Trying to be Someone

Anonymous on the trials and tribulations of being an International Student.

Anonymous on the trials and tribulations of being an International Student.
子曰,“有朋自远方来,不亦乐乎?人不知而不愠,不亦君子乎”

Confucius asked his disciples: Isn’t it nice to meet friends from far away? Isn’t it possible that some gentlemen don’t become angry when they are treated as somebody random?

According to my primary school teachers and textbooks in China, the answer is absolutely “yes” to all of these questions.

Having moved to Sydney to study my PhD, I am not so sure anymore. Is it actually nice to meet friends from far away? Is it actually possible to befriend someone from a different culture, let alone do something nice together? The Internet can only teach you so much—for a long time I couldn’t tell the difference between cricket and baseball.

Can I be someone’s friend, not just some colleague or acquaintance? Is it annoying to have me around?

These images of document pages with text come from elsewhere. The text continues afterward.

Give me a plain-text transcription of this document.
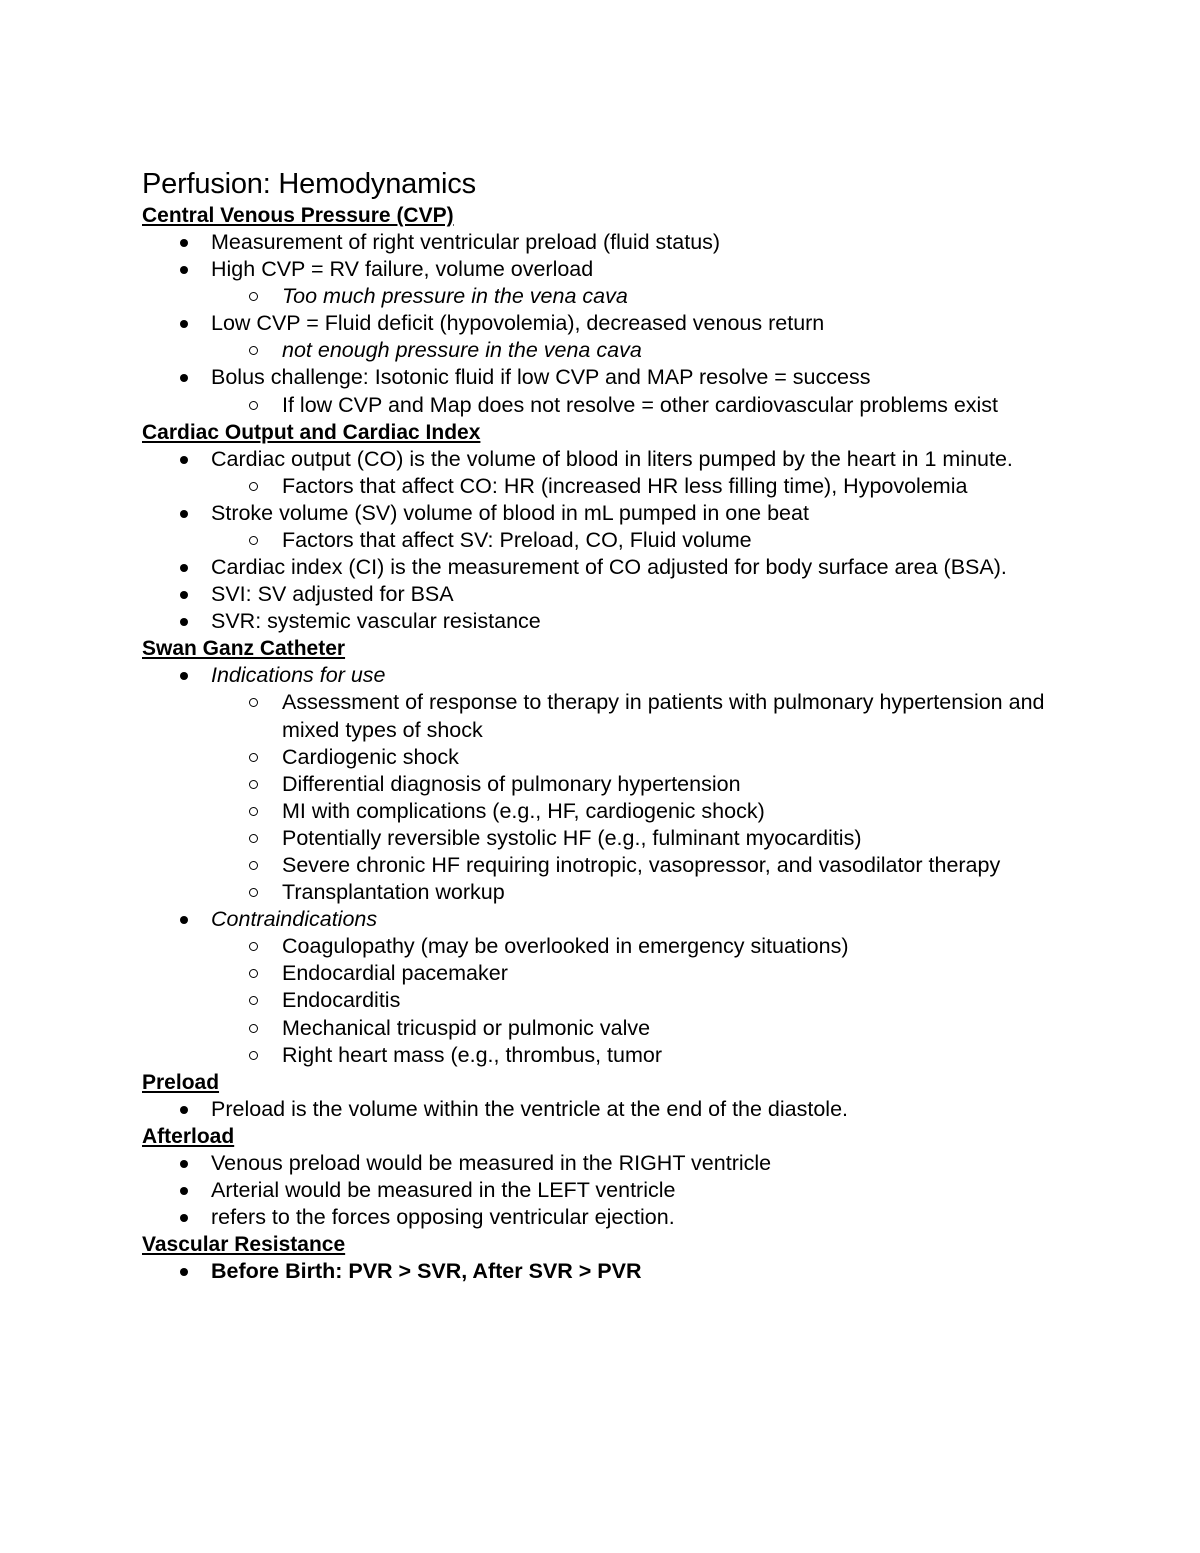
Perfusion: Hemodynamics
Central Venous Pressure (CVP)
Measurement of right ventricular preload (fluid status)
High CVP = RV failure, volume overload
Too much pressure in the vena cava
Low CVP = Fluid deficit (hypovolemia), decreased venous return
not enough pressure in the vena cava
Bolus challenge: Isotonic fluid if low CVP and MAP resolve = success
If low CVP and Map does not resolve = other cardiovascular problems exist
Cardiac Output and Cardiac Index
Cardiac output (CO) is the volume of blood in liters pumped by the heart in 1 minute.
Factors that affect CO: HR (increased HR less filling time), Hypovolemia
Stroke volume (SV) volume of blood in mL pumped in one beat
Factors that affect SV: Preload, CO, Fluid volume
Cardiac index (CI) is the measurement of CO adjusted for body surface area (BSA).
SVI: SV adjusted for BSA
SVR: systemic vascular resistance
Swan Ganz Catheter
Indications for use
Assessment of response to therapy in patients with pulmonary hypertension and mixed types of shock
Cardiogenic shock
Differential diagnosis of pulmonary hypertension
MI with complications (e.g., HF, cardiogenic shock)
Potentially reversible systolic HF (e.g., fulminant myocarditis)
Severe chronic HF requiring inotropic, vasopressor, and vasodilator therapy
Transplantation workup
Contraindications
Coagulopathy (may be overlooked in emergency situations)
Endocardial pacemaker
Endocarditis
Mechanical tricuspid or pulmonic valve
Right heart mass (e.g., thrombus, tumor
Preload
Preload is the volume within the ventricle at the end of the diastole.
Afterload
Venous preload would be measured in the RIGHT ventricle
Arterial would be measured in the LEFT ventricle
refers to the forces opposing ventricular ejection.
Vascular Resistance
Before Birth: PVR > SVR, After SVR > PVR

And that second question—is it even possible to not be angry when you realize that people around you don’t think that you have a personality? I am more than my education and my academic interest but despite the fact that I speak English quite fluently, I cannot express myself in English, I cannot communicate my personality in English.

In Chinese I am humorous and smart. In English I am someone without character.

These doctrines, planted in my mind when I was six years old, have turned untrue most of the time since moving to Sydney. I must say that the answer to both of these questions is usually no. After a year and a half of life here in Sydney, I have mostly been treated as colleague and an acquaintance, and I am still angry that people do not recognize me for who I am, for being someone with a personality and rich inner life.

But it is also sometimes yes. Some people here have come to treat me as a friend and find it nice to be with me. I have let go of some of my anger and I have patiently developed my personality in English—one that is humorous and smart.

I have to admit it is the existence of the both that makes my life in Sydney really a pleasant experience.

Maybe the reason Confucius asked these questions was to show how difficult these situations can be.

More often than not, we just have to bravely accept that the answer is no. However, we must be willing to say yes and make an effort sometimes—these opportunities are precious.